Desperate for its population to stay above 50,000, Niagara Falls is starting a modest pilot program – using Federal urban renewal funds – to attract 20 young recent college graduates to come live there for at least two years in a particular area of the city near the Seneca Niagara Casino. After a year of residency, each would receive $3,500 for student loan payments.
Industry has been leaving the city for decades, and economic activity on the American side of the Falls is hamstrung by a chicken/egg scenario: tourists don’t much leave the state park because of the blight, and the blight won’t improve unless people go downtown or leave the casino and spend money. The News article about this program says city leaders want to create an “Elmwood Avenue North” relying on recent grads to attract the sorts of business at which they’d spend money.

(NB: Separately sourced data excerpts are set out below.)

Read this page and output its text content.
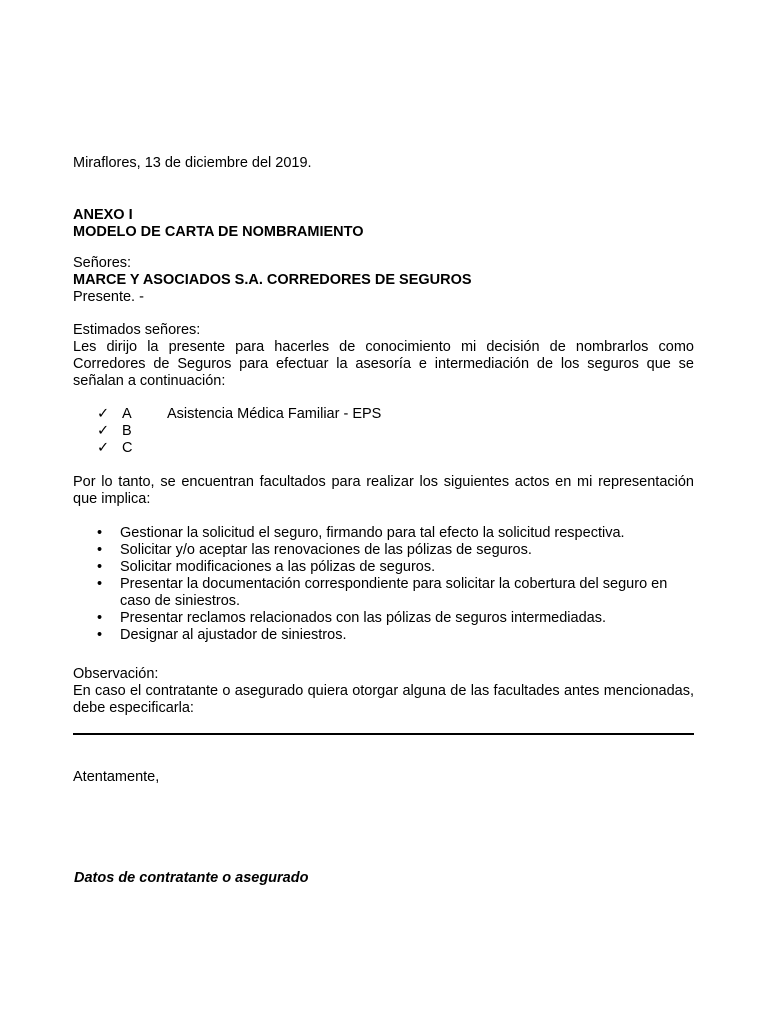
Miraflores, 13 de diciembre del 2019.

ANEXO I

MODELO DE CARTA DE NOMBRAMIENTO

Señores:

MARCE Y ASOCIADOS S.A. CORREDORES DE SEGUROS

Presente. -

Estimados señores:

Les dirijo la presente para hacerles de conocimiento mi decisión de nombrarlos como Corredores de Seguros para efectuar la asesoría e intermediación de los seguros que se señalan a continuación:

✓ A	Asistencia Médica Familiar - EPS
✓ B
✓ C

Por lo tanto, se encuentran facultados para realizar los siguientes actos en mi representación que implica:

•	Gestionar la solicitud el seguro, firmando para tal efecto la solicitud respectiva.
•	Solicitar y/o aceptar las renovaciones de las pólizas de seguros.
•	Solicitar modificaciones a las pólizas de seguros.
•	Presentar la documentación correspondiente para solicitar la cobertura del seguro en caso de siniestros.
•	Presentar reclamos relacionados con las pólizas de seguros intermediadas.
•	Designar al ajustador de siniestros.

Observación:

En caso el contratante o asegurado quiera otorgar alguna de las facultades antes mencionadas, debe especificarla:

Atentamente,

Datos de contratante o asegurado
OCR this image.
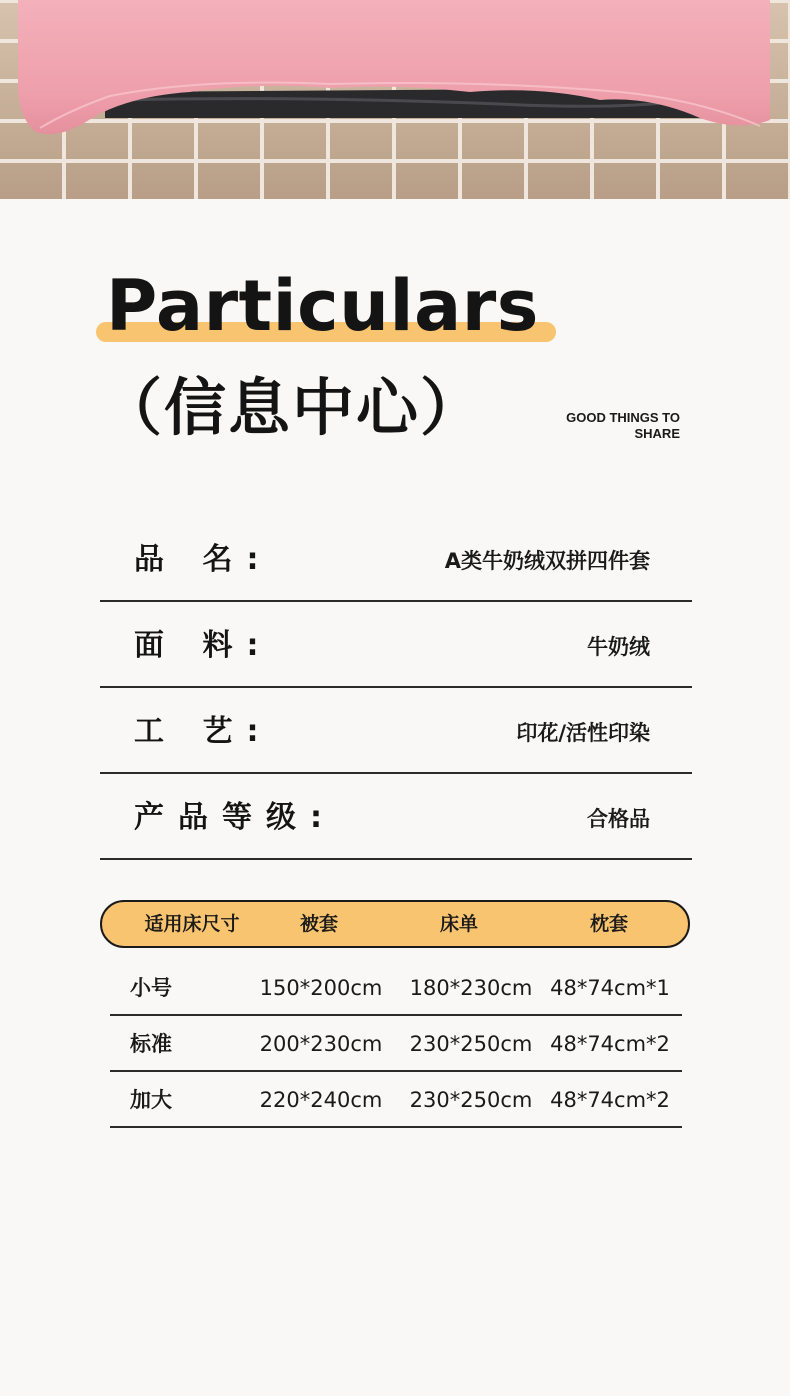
Particulars
（信息中心）	GOOD THINGS TO
SHARE
品 名:	A类牛奶绒双拼四件套
面 料:	牛奶绒
工 艺:	印花/活性印染
产品等级:	合格品
适用床尺寸	被套	床单	枕套
小号	150*200cm	180*230cm 48*74cm*1
标准	200*230cm	230*250cm 48*74cm*2
加大	220*240cm	230*250cm 48*74cm*2
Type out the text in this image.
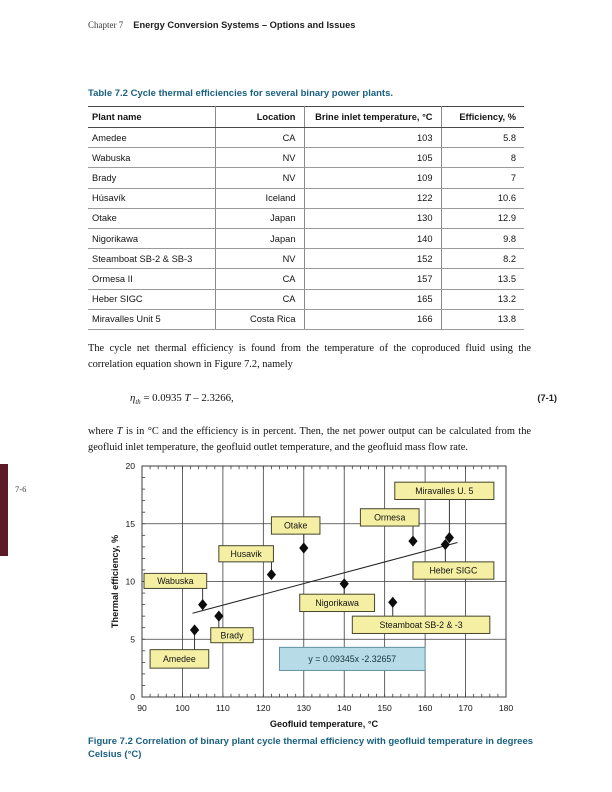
Chapter 7 Energy Conversion Systems – Options and Issues
7-6
Table 7.2 Cycle thermal efficiencies for several binary power plants.
Plant name	Location	Brine inlet temperature, °C	Efficiency, %
Amedee	CA	103	5.8
Wabuska	NV	105	8
Brady	NV	109	7
Húsavík	Iceland	122	10.6
Otake	Japan	130	12.9
Nigorikawa	Japan	140	9.8
Steamboat SB-2 & SB-3	NV	152	8.2
Ormesa II	CA	157	13.5
Heber SIGC	CA	165	13.2
Miravalles Unit 5	Costa Rica	166	13.8

The cycle net thermal efficiency is found from the temperature of the coproduced fluid using the correlation equation shown in Figure 7.2, namely

$\eta_{th} = 0.0935$ T – 2.3266,	(7-1)

where T is in °C and the efficiency is in percent. Then, the net power output can be calculated from the geofluid inlet temperature, the geofluid outlet temperature, and the geofluid mass flow rate.

Amedee
Wabuska
Brady
Husavik
Otake
Ormesa
Miravalles U. 5
Heber SIGC
Nigorikawa
Steamboat SB-2 & -3
y = 0.09345x -2.32657
90	100	110	120	130	140	150	160	170	180
0
5
10
15
20
Geofluid temperature, °C
Thermal efficiency, %
Figure 7.2 Correlation of binary plant cycle thermal efficiency with geofluid temperature in degrees Celsius (°C)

Niagara University is considering opening a downtown branch, and the NCCC Culinary Institute is under construction, ready to bring another 500 students to downtown when it opens.
It’s an innovative subsidy, and perhaps a sign of desperation, but Niagara Falls, NY has been in desperate straits for a very long time indeed – a city known now as the dowdy American comparative to the attractive, bustling, gorgeously maintained Canadian side; an America paved not with gold, but with depleted uranium.
Attracting young employed people to, in essence, jump-start a gentrification of Niagara Falls may very well be that city’s last, best hope.
After all, as much as any place in western New York, this place truly matters.